Saturday was a fairly bright and I spent the morning doing the housework while Mike and Guy washed the cars. Jo wanted to help me but we all made her rest. She was beginning to look a lot better and her appetite was returning so we hoped she was over the worst of it. I was getting excited thinking about Gianna's visit. It was somehow different here, in our house. I knew now that I wanted her here as well for all the reasons I'd tried to explain to Mike last night but also so that she could be near him. I knew it wasn't possible yet, not desirable even because I still had to arrange for him to bed Maria: mind you her feelings for him did complicate matters. I thought I knew how I was going to arrange that but it still depended on luck: primarily how to get Guy out of the way but more of those plans later.

I did manage to get a few minutes to talk to Jo about Gianna and how I felt. I was worried you see, worried about the effect of my feelings on her and Mike. I really was confused. It had been simple at the villa, no complications until just before we came home. Now it was permanent, part of real life, so I had to try and sort it out.

"Jo," I said as the men car cleaned, "Jo can I talk to you about Gianna?"
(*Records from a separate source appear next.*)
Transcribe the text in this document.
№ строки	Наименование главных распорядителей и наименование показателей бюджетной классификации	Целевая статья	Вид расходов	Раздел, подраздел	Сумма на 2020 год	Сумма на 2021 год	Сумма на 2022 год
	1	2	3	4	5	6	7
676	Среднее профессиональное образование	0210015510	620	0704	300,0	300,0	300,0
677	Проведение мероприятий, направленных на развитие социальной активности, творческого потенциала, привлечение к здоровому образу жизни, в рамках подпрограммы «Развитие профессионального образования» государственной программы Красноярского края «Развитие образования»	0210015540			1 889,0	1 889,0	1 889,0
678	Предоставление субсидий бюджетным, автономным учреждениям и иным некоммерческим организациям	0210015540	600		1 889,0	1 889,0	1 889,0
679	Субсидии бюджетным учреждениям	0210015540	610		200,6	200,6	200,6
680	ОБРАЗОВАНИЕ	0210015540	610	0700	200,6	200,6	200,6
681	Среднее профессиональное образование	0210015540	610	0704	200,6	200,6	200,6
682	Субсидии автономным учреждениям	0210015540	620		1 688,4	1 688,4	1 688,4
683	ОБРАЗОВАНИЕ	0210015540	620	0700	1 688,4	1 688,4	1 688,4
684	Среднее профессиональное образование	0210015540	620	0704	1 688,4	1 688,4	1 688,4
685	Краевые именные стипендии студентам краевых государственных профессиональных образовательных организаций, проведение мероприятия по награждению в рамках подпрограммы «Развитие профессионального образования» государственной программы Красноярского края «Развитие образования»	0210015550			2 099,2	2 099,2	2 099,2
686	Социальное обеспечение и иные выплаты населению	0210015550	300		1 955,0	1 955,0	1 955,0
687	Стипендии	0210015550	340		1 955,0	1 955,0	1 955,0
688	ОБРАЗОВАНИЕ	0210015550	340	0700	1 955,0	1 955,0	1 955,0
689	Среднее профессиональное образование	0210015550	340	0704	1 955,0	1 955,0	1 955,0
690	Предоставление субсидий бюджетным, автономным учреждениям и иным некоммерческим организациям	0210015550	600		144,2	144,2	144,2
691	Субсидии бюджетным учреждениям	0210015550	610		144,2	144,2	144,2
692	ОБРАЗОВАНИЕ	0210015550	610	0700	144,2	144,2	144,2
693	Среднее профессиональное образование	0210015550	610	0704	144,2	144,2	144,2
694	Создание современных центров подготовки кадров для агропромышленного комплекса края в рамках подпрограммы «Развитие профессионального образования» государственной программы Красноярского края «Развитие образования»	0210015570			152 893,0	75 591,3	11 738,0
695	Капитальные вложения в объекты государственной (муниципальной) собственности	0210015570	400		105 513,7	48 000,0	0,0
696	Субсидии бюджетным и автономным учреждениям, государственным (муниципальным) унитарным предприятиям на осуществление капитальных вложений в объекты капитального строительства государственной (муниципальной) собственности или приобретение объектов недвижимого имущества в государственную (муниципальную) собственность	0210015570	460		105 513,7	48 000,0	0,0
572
She could read me as well as Mike I think. She smiled, "Of course you can love. What are you worried about?"

"It's funny," I said trying to sort my mind out, "it's the way if feel about her Jo. It's so difficult to understand. I want to DP her with Mike but I want to do that for ME not just for her. I can't figure it out. I want to fuck her Jo. I've never felt that way about you, or Amy for that matter. What we do seems fine and I enjoy it. I've never thought of using the strap-on to have you. Do you understand?"

She smiled and hugged me. "I think I do Lena. I think you want her like Mike wants her. I wonder if you don't feel that way because you love Mike so much you want to have her like he does. Sort of by proxy I suppose. Look darling, I shouldn't worry about it. If Gianna likes that and goes for it, more power to your elbow," she laughed, "or hips really."

Unfortunately I wasn't seeing the funny side, I was still mixed up. "But I want her to do it to me as well Jo. I never wanted you to do that to me. What we did was always enough, enough to satisfy my feelings for you. You never wanted to do that to me did you?"

"No, I didn't. I enjoyed it when we did the DP thing with Mike but, oh this is difficult isn't it, I wasn't getting pleasure from having you myself. My pleasure came from seeing you DP'd with Mike inside you and from the stimulants on the strap-on. I wasn't even thinking of taking YOU that way. I love you Lena and I've never felt that I wanted to do that even after seeing it in the films.

"Look," she said, "I think it's all part of the fact that you both feel so strongly about Mike. I think that, somehow, his feelings are being, I don't know, transmitted if you like, to you. This means you look at Gianna in some ways how he looks at her. I know your feelings about her are mixed up anyway, aren't they?"

"Mmm," I said thoughtfully, "sometimes I think of her as my mum, sometimes like you, a sort of older sister, and sometimes I fancy her like hell."